The commercial pressures facing every organization have fundamentally altered the way IT is now regarded. In the past IT was almost considered to be a “necessary evil” that no one outside of IT understood, or wanted to understand. Today that picture no longer has any credibility. For the majority of enterprises IT is now established as a major, and often the primary, factor in business success. However, as commercial pressures have exerted themselves on organizations the pressure to control costs and, more recently, to ensure that all resources, especially IT resources, are well managed, cost-efficient and delivering maximum business benefit has become the normal modus operandi.
For IT this translates into pressure to demonstrate that IT systems are procured at minimum cost and operate effectively in line with business service level requirements. These requirements essentially require that systems management be utilized to keep business services running and that IT provides detailed information on exactly how IT budget spending maps onto business needs. This is where Business Service Management tools and process come into play.

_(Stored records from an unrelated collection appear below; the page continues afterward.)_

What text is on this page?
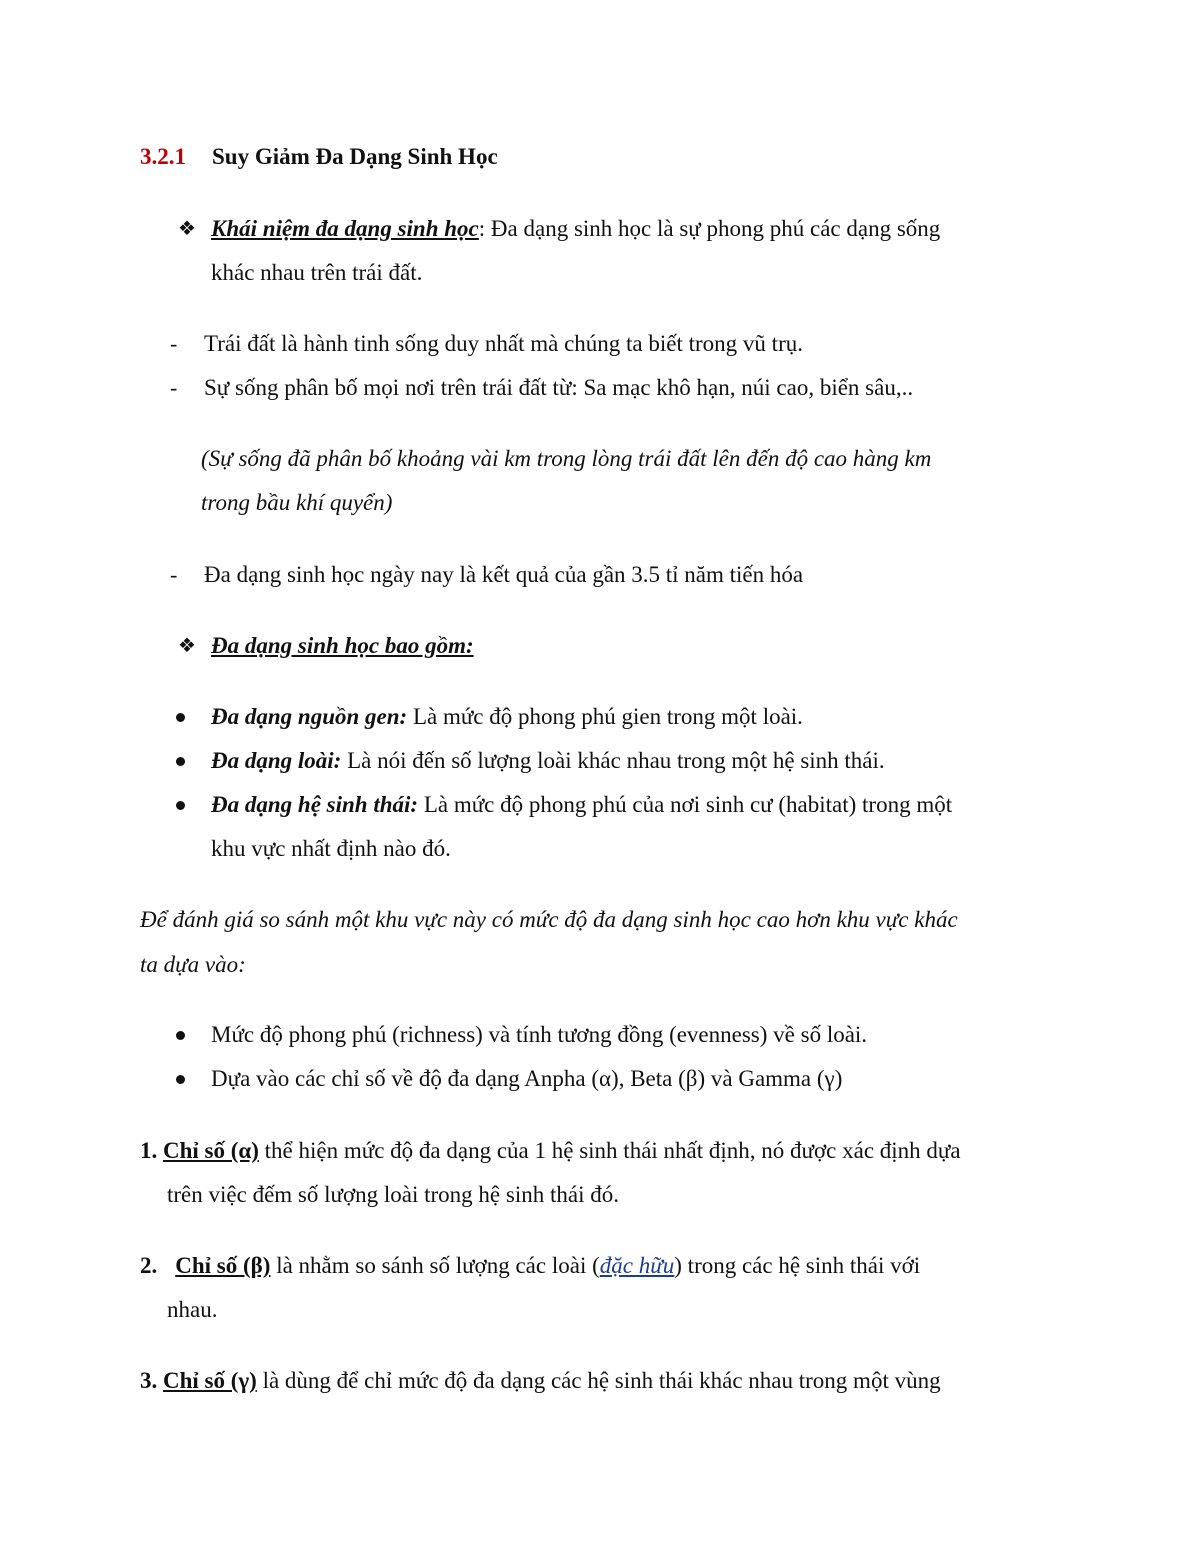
3.2.1 Suy Giảm Đa Dạng Sinh Học
❖ Khái niệm đa dạng sinh học: Đa dạng sinh học là sự phong phú các dạng sống
khác nhau trên trái đất.
- Trái đất là hành tinh sống duy nhất mà chúng ta biết trong vũ trụ.
- Sự sống phân bố mọi nơi trên trái đất từ: Sa mạc khô hạn, núi cao, biển sâu,..
(Sự sống đã phân bố khoảng vài km trong lòng trái đất lên đến độ cao hàng km
trong bầu khí quyển)
- Đa dạng sinh học ngày nay là kết quả của gần 3.5 tỉ năm tiến hóa
❖ Đa dạng sinh học bao gồm:
Đa dạng nguồn gen: Là mức độ phong phú gien trong một loài.
Đa dạng loài: Là nói đến số lượng loài khác nhau trong một hệ sinh thái.
Đa dạng hệ sinh thái: Là mức độ phong phú của nơi sinh cư (habitat) trong một
khu vực nhất định nào đó.
Để đánh giá so sánh một khu vực này có mức độ đa dạng sinh học cao hơn khu vực khác
ta dựa vào:
Mức độ phong phú (richness) và tính tương đồng (evenness) về số loài.
Dựa vào các chỉ số về độ đa dạng Anpha (α), Beta (β) và Gamma (γ)
1. Chỉ số (α) thể hiện mức độ đa dạng của 1 hệ sinh thái nhất định, nó được xác định dựa
trên việc đếm số lượng loài trong hệ sinh thái đó.
2. Chỉ số (β) là nhằm so sánh số lượng các loài (đặc hữu) trong các hệ sinh thái với
nhau.
3. Chỉ số (γ) là dùng để chỉ mức độ đa dạng các hệ sinh thái khác nhau trong một vùng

2006 saw essential developments in the capabilities of Service Management tools, especially in the increasingly important area of “reporting.” These tools are beginning to supply much greater transparency and ultimately better understanding of where IT spends its money and how these stack up against business “needs.” This transparency should not be taken as a threat either to CIOs or to the professionals that today work long hours to keep systems operational, typically without adequate recognition. Quite the opposite. Transparency gives IT an opportunity to highlight the value that IT delivers to the top line instead of defending every service interruption, however minor.
The Service Management approach to running IT is here to stay and will eventually deliver value to the business itself and to those charged with delivering the IT services on which the organization depends but of which it is often, literally, in the dark. As IT systems become inherently more flexible with the rapid advance of “virtualization capabilities” IT will be better able to cope with rapidly changing business demands for service. Service Management offers a credible means to ensure that resources are utilized effectively.
Service Management also delivers IT a chance to take its rightful place at the forefront of business rather than being invisible in the data center. We confidently expect that 2007 will see the technologies that support the Service Management approach to IT service delivery add vital capabilities. Further, we anticipate that organizations will themselves begin to fully understand the value that using such tools well, coupled with good IT/Business Service Management practices, can deliver. 2007 is the year Service Management will finally move off the theoretical drawing board and begin to take hold at the heart of IT Infrastructure management and IT risk administration. Service Management will not happen overnight, but it will become firmly established in core areas.